What's a Drawloom?
It took me until I sat down and wove on one to really understand what a drawloom is, and how it works. The big picture is that it is a device that you add to a loom that allows you to pick up sets of warp ends in a pattern that then translates to a pattern in the woven cloth. Then you get down to the details.
There are two major types of drawloom devices. The first is the shaft drawloom, which combines the pick up threads onto shafts that are raised by the weaver to make patterns. This can let you make cool repeating patterns much easier than the second type, the single unit drawloom. With this type of drawloom, the weaver controls each small group of pattern threads individually. This allows for fine detail and non-repeating patterns. You can also buy a "combination" drawloom that merges the two together, letting you weave individually or in set groups as the design requires.
The drawloom achieves its effect through the use of two harnesses (set of shafts) and long eyed heddles on the front shafts. The pattern rises on the shafts on the back harness, then the front harness shafts manipulate those threads AND all the rest of the ground cloth (any threads not raised by the pattern shafts), raising some, lowering others, to create a stable cloth.
I'll make a movie of it sometime, because it's really not as complicated as it sounds.

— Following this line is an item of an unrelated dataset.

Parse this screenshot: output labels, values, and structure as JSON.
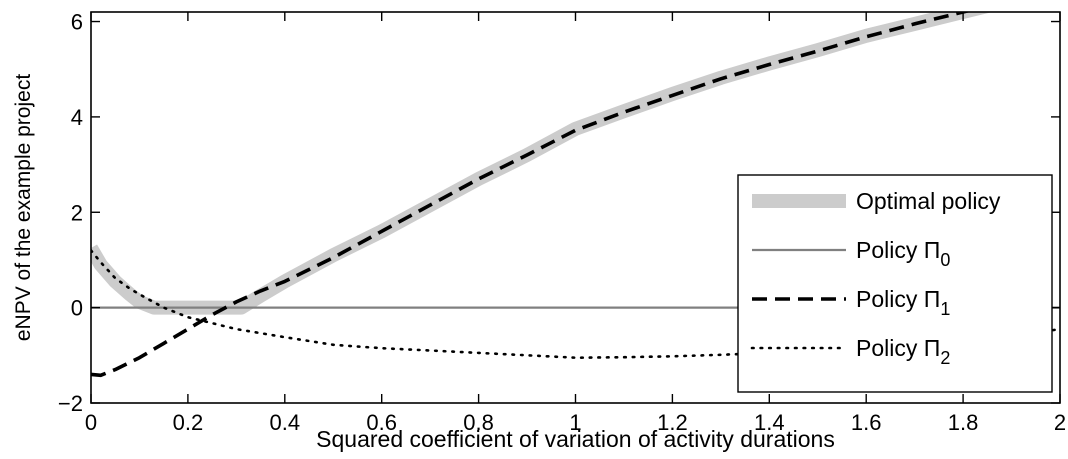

The tiger weaving was my first attempt as using a drawloom ... I did not completely realize how much I had bitten off! Luckily, weaving on a drawloom is fairly straightforward. You raise the pattern units, then you treadle one sequence (for example, for a six thread damask, I would treadle 1, 2, 3, 4, 5, 6), creating one row of pattern/background. Then, you change the pick up pattern with the drawloom and weave through your treadles again. And ... repeat.